In 1954, on behalf of Washington, the Central Intelligence Agency (CIA) overthrew the democratically elected government of Guatemala. They funded rebels, supplied weapons, and installed a regime dependent on the US. Under the guise of anti-communism, the US was in reality supporting a coup that significantly served the interests of the United Fruit Company. For Guatemala, decades of civil war followed, with hundreds of thousands dead and even more displaced.
In 1951, Guatemala elected a new president. Their choice was the left-wing reformer Jacobo Arbenz Guzman, the chairman of the „Revolutionary Party of Guatemala,“ who won with nearly two-thirds of the votes. The newly elected president promised the people of Guatemala a better life. Because at that time, a large part of the Guatemalan economy was in the hands of a single U.S. corporation: United Fruit Company.
United Fruit Company
The United Fruit Company (now Chiquita) and its competitors Standard Fruit (now Dole) have been in a competitive struggle for the Dominance in Central America. United Fruit owned around 220,000 hectares and land. The American corporation also owned the railway network and the most important ports. The agri-giant's influence was so great that historians referred to it as the „State within a state“designated, with great influence on both domestic and foreign policy.

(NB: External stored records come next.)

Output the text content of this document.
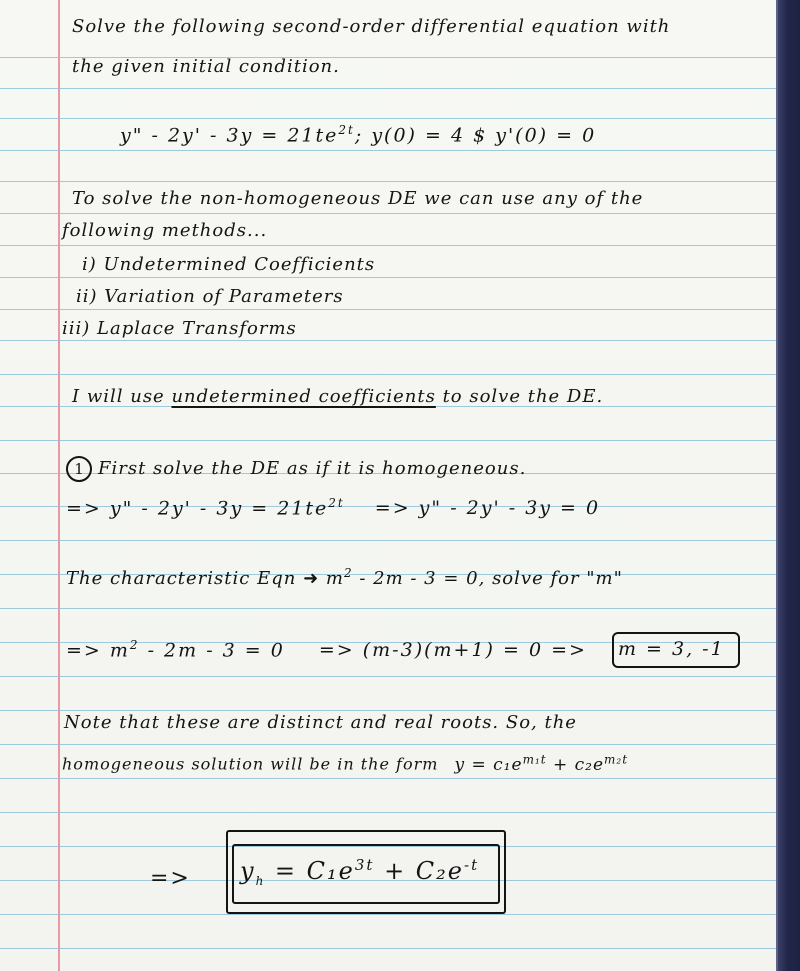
Solve the following second-order differential equation with
the given initial condition.
y" - $2y' - 3y = 21te^{2t}$; y(0) = 4 $ y'(0) = 0
To solve the non-homogeneous DE we can use any of the
following methods...
i) Undetermined Coefficients
ii) Variation of Parameters
iii) Laplace Transforms
I will use undetermined coefficients to solve the DE.
1 First solve the DE as if it is homogeneous.
=> y" - $2y' - 3y = 21te^{2t} => y$" - 2y' - 3y = 0
The characteristic Eqn ➜ $m^2 - 2m - 3 = 0$, solve for "m"
=> $m^2 - 2m - 3 = 0 => (m-3)(m+1) = 0 => m = 3$, -1
Note that these are distinct and real roots. So, the
homogeneous solution will be in the form $y = c_1e^{m_1t} + c_2e^{m_2t}$
=> $y_h = C_1e^{3t} + C_2e^{-t}$
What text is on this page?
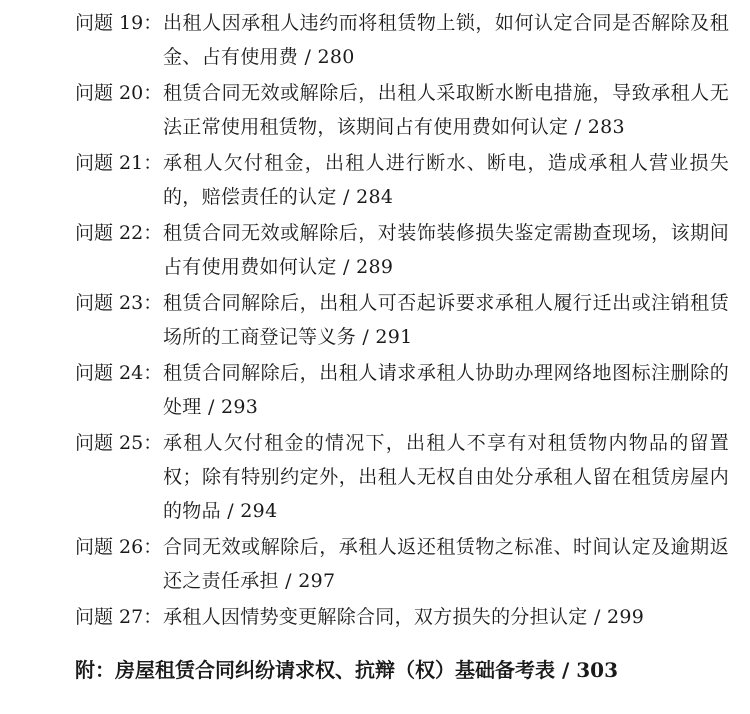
问题 19： 出租人因承租人违约而将租赁物上锁，如何认定合同是否解除及租金、占有使用费 / 280
问题 20： 租赁合同无效或解除后，出租人采取断水断电措施，导致承租人无法正常使用租赁物，该期间占有使用费如何认定 / 283
问题 21： 承租人欠付租金，出租人进行断水、断电，造成承租人营业损失的，赔偿责任的认定 / 284
问题 22： 租赁合同无效或解除后，对装饰装修损失鉴定需勘查现场，该期间占有使用费如何认定 / 289
问题 23： 租赁合同解除后，出租人可否起诉要求承租人履行迁出或注销租赁场所的工商登记等义务 / 291
问题 24： 租赁合同解除后，出租人请求承租人协助办理网络地图标注删除的处理 / 293
问题 25： 承租人欠付租金的情况下，出租人不享有对租赁物内物品的留置权；除有特别约定外，出租人无权自由处分承租人留在租赁房屋内的物品 / 294
问题 26： 合同无效或解除后，承租人返还租赁物之标准、时间认定及逾期返还之责任承担 / 297
问题 27： 承租人因情势变更解除合同，双方损失的分担认定 / 299
附：房屋租赁合同纠纷请求权、抗辩（权）基础备考表 / 303
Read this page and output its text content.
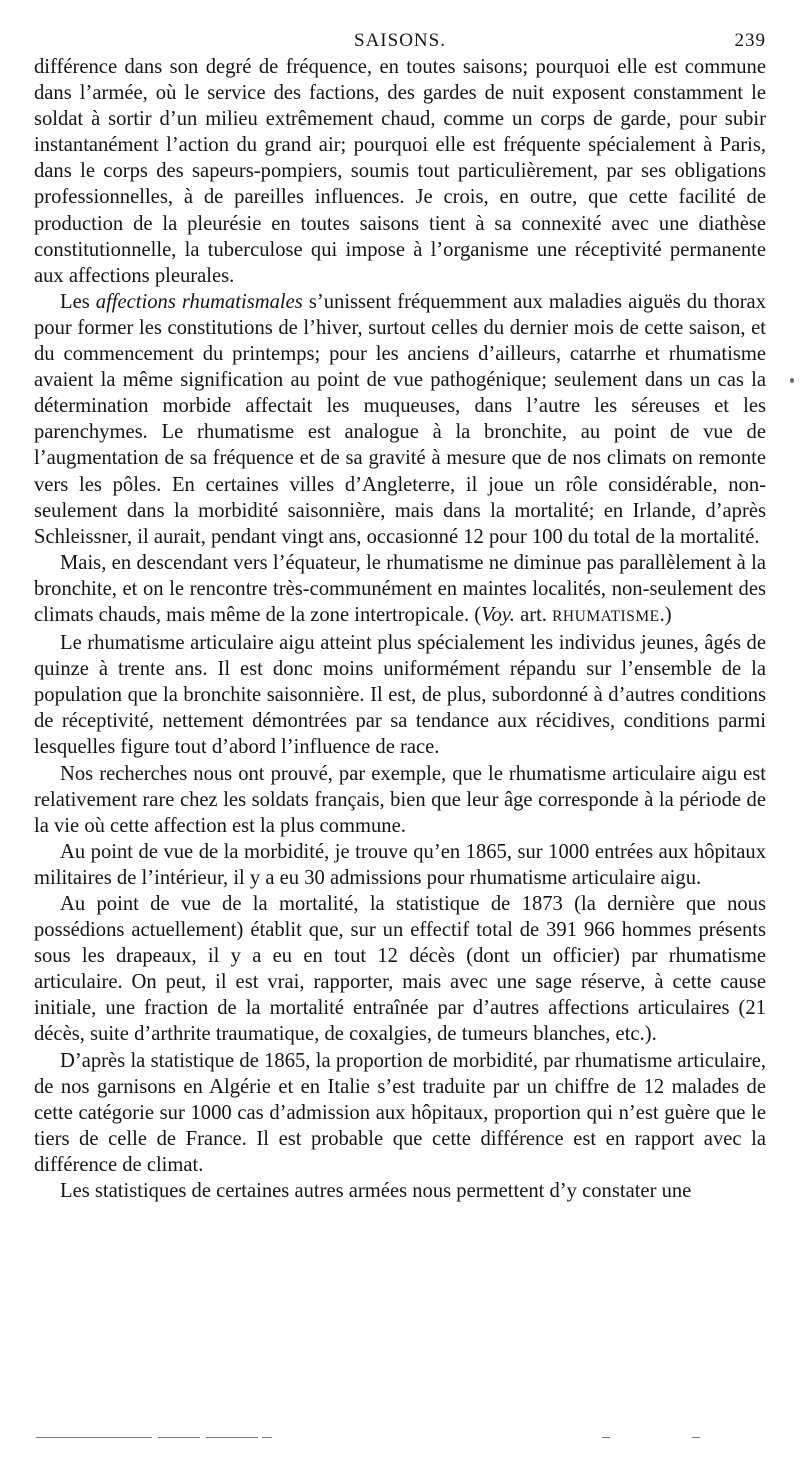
SAISONS.	239

différence dans son degré de fréquence, en toutes saisons; pourquoi elle est commune dans l’armée, où le service des factions, des gardes de nuit exposent constamment le soldat à sortir d’un milieu extrêmement chaud, comme un corps de garde, pour subir instantanément l’action du grand air; pourquoi elle est fréquente spécialement à Paris, dans le corps des sapeurs-pompiers, soumis tout particulièrement, par ses obligations professionnelles, à de pareilles influences. Je crois, en outre, que cette facilité de production de la pleurésie en toutes saisons tient à sa connexité avec une diathèse constitutionnelle, la tuberculose qui impose à l’organisme une réceptivité permanente aux affections pleurales.

Les affections rhumatismales s’unissent fréquemment aux maladies aiguës du thorax pour former les constitutions de l’hiver, surtout celles du dernier mois de cette saison, et du commencement du printemps; pour les anciens d’ailleurs, catarrhe et rhumatisme avaient la même signification au point de vue pathogénique; seulement dans un cas la détermination morbide affectait les muqueuses, dans l’autre les séreuses et les parenchymes. Le rhumatisme est analogue à la bronchite, au point de vue de l’augmentation de sa fréquence et de sa gravité à mesure que de nos climats on remonte vers les pôles. En certaines villes d’Angleterre, il joue un rôle considérable, non-seulement dans la morbidité saisonnière, mais dans la mortalité; en Irlande, d’après Schleissner, il aurait, pendant vingt ans, occasionné 12 pour 100 du total de la mortalité.

Mais, en descendant vers l’équateur, le rhumatisme ne diminue pas parallèlement à la bronchite, et on le rencontre très-communément en maintes localités, non-seulement des climats chauds, mais même de la zone intertropicale. (Voy. art. RHUMATISME.)

Le rhumatisme articulaire aigu atteint plus spécialement les individus jeunes, âgés de quinze à trente ans. Il est donc moins uniformément répandu sur l’ensemble de la population que la bronchite saisonnière. Il est, de plus, subordonné à d’autres conditions de réceptivité, nettement démontrées par sa tendance aux récidives, conditions parmi lesquelles figure tout d’abord l’influence de race.

Nos recherches nous ont prouvé, par exemple, que le rhumatisme articulaire aigu est relativement rare chez les soldats français, bien que leur âge corresponde à la période de la vie où cette affection est la plus commune.

Au point de vue de la morbidité, je trouve qu’en 1865, sur 1000 entrées aux hôpitaux militaires de l’intérieur, il y a eu 30 admissions pour rhumatisme articulaire aigu.

Au point de vue de la mortalité, la statistique de 1873 (la dernière que nous possédions actuellement) établit que, sur un effectif total de 391 966 hommes présents sous les drapeaux, il y a eu en tout 12 décès (dont un officier) par rhumatisme articulaire. On peut, il est vrai, rapporter, mais avec une sage réserve, à cette cause initiale, une fraction de la mortalité entraînée par d’autres affections articulaires (21 décès, suite d’arthrite traumatique, de coxalgies, de tumeurs blanches, etc.).

D’après la statistique de 1865, la proportion de morbidité, par rhumatisme articulaire, de nos garnisons en Algérie et en Italie s’est traduite par un chiffre de 12 malades de cette catégorie sur 1000 cas d’admission aux hôpitaux, proportion qui n’est guère que le tiers de celle de France. Il est probable que cette différence est en rapport avec la différence de climat.

Les statistiques de certaines autres armées nous permettent d’y constater une
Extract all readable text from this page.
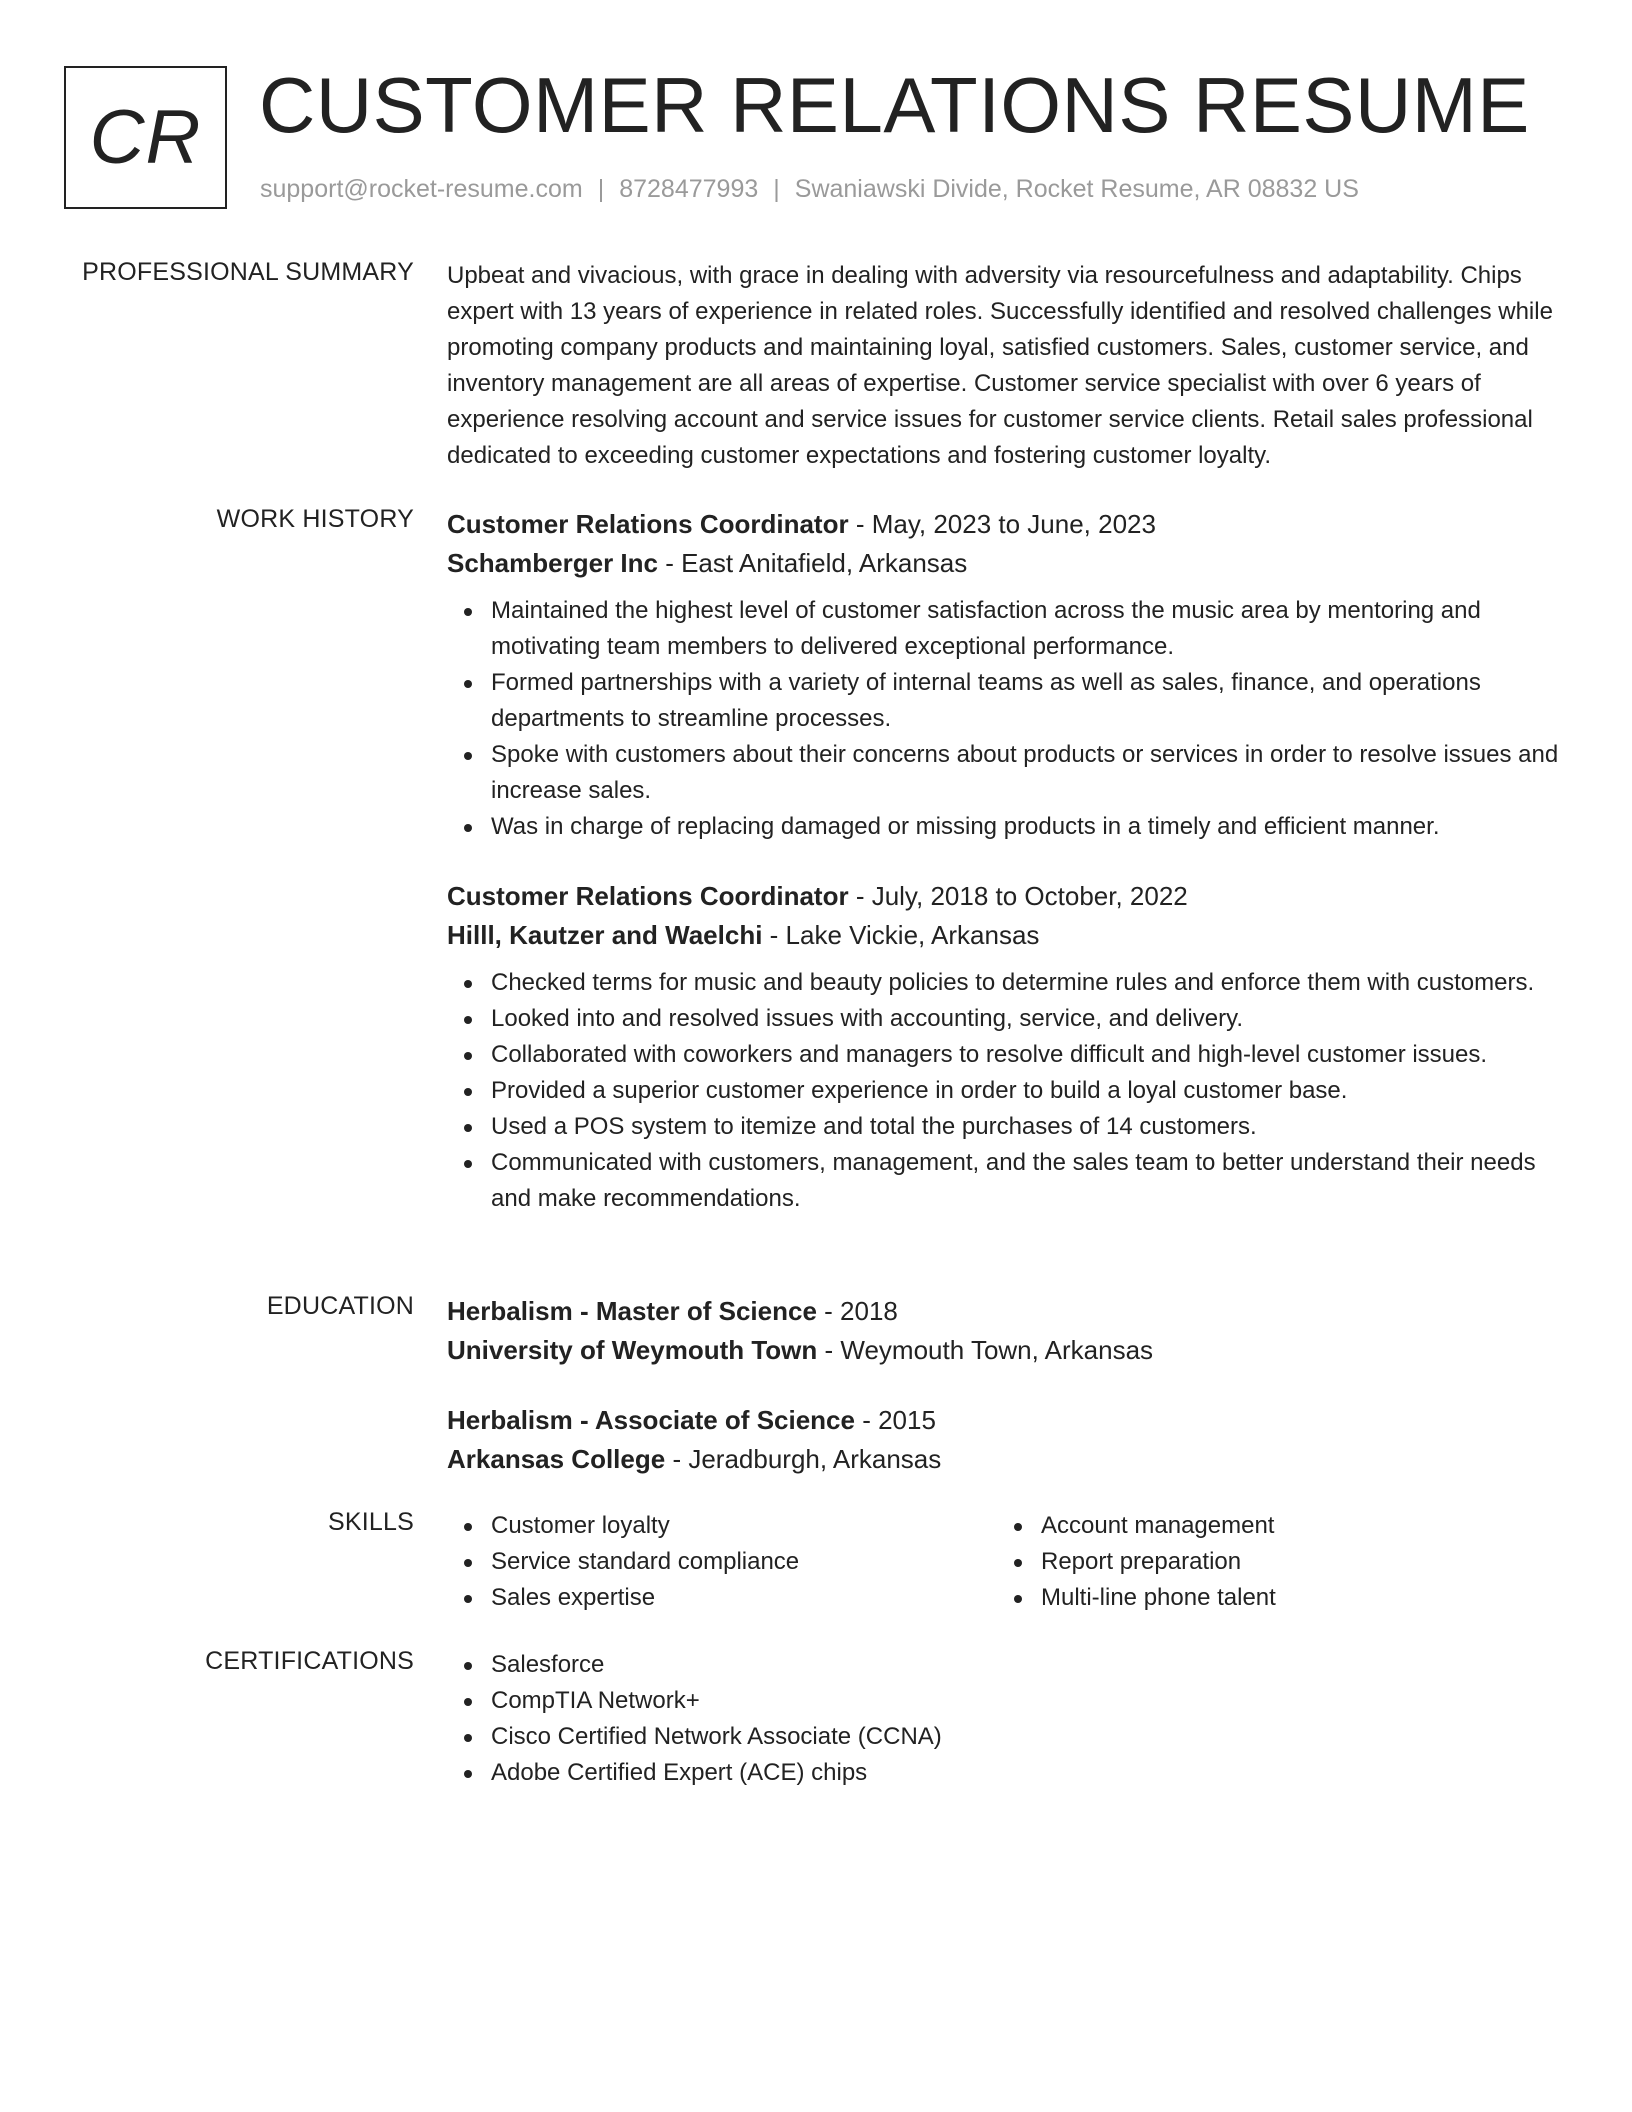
CR CUSTOMER RELATIONS RESUME
support@rocket-resume.com | 8728477993 | Swaniawski Divide, Rocket Resume, AR 08832 US
PROFESSIONAL SUMMARY Upbeat and vivacious, with grace in dealing with adversity via resourcefulness and adaptability. Chips expert with 13 years of experience in related roles. Successfully identified and resolved challenges while promoting company products and maintaining loyal, satisfied customers. Sales, customer service, and inventory management are all areas of expertise. Customer service specialist with over 6 years of experience resolving account and service issues for customer service clients. Retail sales professional dedicated to exceeding customer expectations and fostering customer loyalty.
WORK HISTORY Customer Relations Coordinator - May, 2023 to June, 2023
Schamberger Inc - East Anitafield, Arkansas
Maintained the highest level of customer satisfaction across the music area by mentoring and motivating team members to delivered exceptional performance.
Formed partnerships with a variety of internal teams as well as sales, finance, and operations departments to streamline processes.
Spoke with customers about their concerns about products or services in order to resolve issues and increase sales.
Was in charge of replacing damaged or missing products in a timely and efficient manner.
Customer Relations Coordinator - July, 2018 to October, 2022
Hilll, Kautzer and Waelchi - Lake Vickie, Arkansas
Checked terms for music and beauty policies to determine rules and enforce them with customers.
Looked into and resolved issues with accounting, service, and delivery.
Collaborated with coworkers and managers to resolve difficult and high-level customer issues.
Provided a superior customer experience in order to build a loyal customer base.
Used a POS system to itemize and total the purchases of 14 customers.
Communicated with customers, management, and the sales team to better understand their needs and make recommendations.
EDUCATION Herbalism - Master of Science - 2018
University of Weymouth Town - Weymouth Town, Arkansas
Herbalism - Associate of Science - 2015
Arkansas College - Jeradburgh, Arkansas
SKILLS	Customer loyalty
Service standard compliance
Sales expertise
Account management
Report preparation
Multi-line phone talent
CERTIFICATIONS	Salesforce
CompTIA Network+
Cisco Certified Network Associate (CCNA)
Adobe Certified Expert (ACE) chips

Land reform against corporate greed: Guatemala in the crosshairs of the CIA
Arbenz and his government decided to lift the country out of this almost feudal state and implemented land reform. In 1951, the Guatemalan parliament passed the „Decree 900“. In the spirit of the constitution written in 1944, around 600,000 hectares expropriated and returned to Guatemalan families. Specifically, unused land exceeding 90 hectares from large landowners and large corporations, which kept these areas in reserve, are to be transferred to the inhabitants of Guatemala.
This measure was intended to break the dependence of small farmers on the wealthy. An explicit ban on slavery, unpaid labor, and the use of labor as rent payments was also introduced. These were all practices used by companies like United Fruit to make their workers dependent.
But this displeased the United Fruit Company of Guatemala. The then CIA director Allen Welsh Dulles worked as a ... back then Lobbyist for the company. His brother too John Foster Dulles, the 1953 US Secretary of State worked for the company. In the interest of the United Fruit Company, the brothers lobbied US President Dwight D. Eisenhower He convinced the ardent anti-communist Ironnflower davon that Arbenz was a communist who wanted to align Guatemala with the Soviet-led Eastern Bloc. Although Arbenz only wanted to democratize capitalism in the country, Eisenhower decided to put an end to this supposed red threat.
Coup d'État: How to Steal a State
A coup d'état (in German, „Staatsstreich“) describes a sudden, illegal, and violent attempt by one or more small groups to seize power in a state. It differs significantly from a revolution in that a coup d'état „from above“comes from politicians or military personnel, while a revolution„from below“is sought by society.
The Central Intelligence Agency stepped in to eliminate Arbenz and install a US-friendly strongman in Guatemala. Their choice fell on Carlos Castillo Armas, a Guatemalan officer, who already on 1944 coup was involved. In Honduras and El Salvador, the CIA armed rebels and mercenary troops with his help, who Coup d'état should be carried out.
In 1954, around 400 people across the border into Guatemala. They blew up bridges and railway tracks, cut the telegraph network, and marched towards Guatemala City. Castillo Armas and his putschists made a pact with the army. Árbenz, unwilling to sacrifice Guatemala City, tried in vain to mobilize militias. However, CIA propaganda and air attacks paralyzed the army and the population.
When high-ranking officers in the capital also conspired against President Arbenz, he resigned and fled with his family to Mexico City, where he died in 1971.
Profit Coup: United Fruit Company's Bloody Wars
The US-funded coup d'état left deep wounds in Guatemalan society. Castillo Armas, who emerged as a dictator, ruled the country authoritatively. Under his leadership, there was Mass arrests of opposition members and massacres. At Finca Jocatán alone, a center rebellious trade unionist, more than 1000 people murdered. Ironically, the CIA operation was codenamed „Operation Successful“were held. Documents that were still classified at the time are today inspectable.
United Fruit Company Guatemala: How the CIA Couped for Bananas in 1954
On Castillo Armas, who ruled the country until his assassination 1957 ruled, a series of short-lived authoritarian regents followed. 1960 plunged the country into a devastating civil war that would last until 1996.from the anthropologist and Guatemala researcher Carlota McAllister Around 200,000 Guatemalan civilians died during this time. The majority of them were killed by atrocities committed by the US-backed government.
To the historian Nick Cullather According to what, the US undermined its actual goal with the 1953 coup. Instead of a stable Guatemala, they destabilized the entire region for decades to secure the interests of the United Fruit Company. A pattern that repeated itself in the context of Monroe Doctrine will be repeated many more times in history.